La hausse de la taxe sur les voitures de société n'a pas encore d'influence sur les ventes

Belga Publié le - Mis à jour le

Entreprise / Emploi

La récente hausse de la taxe sur les voitures de société n'a pas encore eu d'influence sur les ventes, ont indiqué mardi la Febiac, Federauto et Renta, qui ensemble représentent le secteur automobile et du leasing de voitures, lors de la présentation d'un rapport rédigé par KPMG pour leur compte.

Les enquêteurs ont comparé la charge fiscale d'une VW Golf en Belgique avec celle pratiquée dans les pays voisins. "Pour la VW Golf, la Belgique se situe dans la moyenne en ce qui concerne la pression fiscale sur les voitures de société, sur base des règles fiscales de la fin 2011." Les auteurs ajoutent que la charge totale peut varier d'une voiture à l'autre et qu'en Belgique, la différence entre la charge salariale brute de l'employeur et le salaire net de l'employé est la plus grande en termes de pourcentage.

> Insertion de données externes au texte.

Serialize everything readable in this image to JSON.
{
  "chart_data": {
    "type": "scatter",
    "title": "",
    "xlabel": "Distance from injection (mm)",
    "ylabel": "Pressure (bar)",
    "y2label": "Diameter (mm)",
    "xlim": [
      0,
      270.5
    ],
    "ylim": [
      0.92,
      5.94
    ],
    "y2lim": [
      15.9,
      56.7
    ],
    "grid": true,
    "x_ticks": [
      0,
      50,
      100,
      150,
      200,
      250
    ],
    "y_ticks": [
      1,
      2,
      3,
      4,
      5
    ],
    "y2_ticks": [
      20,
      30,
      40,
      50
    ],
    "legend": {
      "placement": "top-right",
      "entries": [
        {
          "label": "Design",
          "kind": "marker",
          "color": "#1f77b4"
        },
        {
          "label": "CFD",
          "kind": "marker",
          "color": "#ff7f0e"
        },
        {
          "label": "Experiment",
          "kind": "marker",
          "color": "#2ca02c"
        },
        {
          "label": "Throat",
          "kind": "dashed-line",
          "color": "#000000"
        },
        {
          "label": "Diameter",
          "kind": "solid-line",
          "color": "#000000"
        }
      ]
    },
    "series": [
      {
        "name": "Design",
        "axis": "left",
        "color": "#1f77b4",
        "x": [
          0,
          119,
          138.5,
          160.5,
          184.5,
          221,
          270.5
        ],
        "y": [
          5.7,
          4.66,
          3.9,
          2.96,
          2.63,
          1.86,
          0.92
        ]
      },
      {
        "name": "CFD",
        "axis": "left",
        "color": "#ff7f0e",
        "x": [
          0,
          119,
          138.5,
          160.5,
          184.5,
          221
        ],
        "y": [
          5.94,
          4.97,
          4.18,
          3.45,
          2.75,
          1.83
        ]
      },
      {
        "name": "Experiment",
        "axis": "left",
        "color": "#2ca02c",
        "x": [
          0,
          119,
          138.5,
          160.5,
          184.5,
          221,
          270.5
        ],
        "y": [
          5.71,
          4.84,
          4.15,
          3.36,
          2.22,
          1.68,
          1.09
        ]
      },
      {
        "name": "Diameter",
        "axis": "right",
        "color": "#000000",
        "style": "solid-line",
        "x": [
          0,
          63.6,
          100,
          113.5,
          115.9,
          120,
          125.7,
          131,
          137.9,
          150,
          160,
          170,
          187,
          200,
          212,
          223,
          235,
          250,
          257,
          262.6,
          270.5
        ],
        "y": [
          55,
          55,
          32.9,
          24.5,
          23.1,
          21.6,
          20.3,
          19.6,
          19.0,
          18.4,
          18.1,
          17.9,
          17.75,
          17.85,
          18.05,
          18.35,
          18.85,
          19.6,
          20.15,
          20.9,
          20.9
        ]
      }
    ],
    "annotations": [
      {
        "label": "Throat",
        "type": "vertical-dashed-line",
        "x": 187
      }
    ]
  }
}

"Une hausse substantielle de l'avantage en nature que constitue la voiture de société menace le salaire net de l'employé belge touché et agrandit l'écart salarial par rapport à nos pays voisins", selon les enquêteurs. "La hausse récente de la taxe sur les voitures de société n'a pour l'instant pas encore eu une grande influence sur la vente de nouvelles voitures. Pour les véhicules plus grands, il y a une légère diminution, mais pour les plus petits et moyens véhicules, les ventes sont stables voire augmentent légèrement", indique Stéphane Verwilghen, de Renta.

Quinze pour cent du parc automobile belge, soit 770.000 voitures, sont des voitures de société: 6% sont des véhicules en leasing et 9% sont inscrites au nom d'autres personnes juridiques, comme des associations. Six autres pour cent, soit 325.000 voitures, sont inscrites au nom d'indépendants. Les 79% restants sont des voitures privées.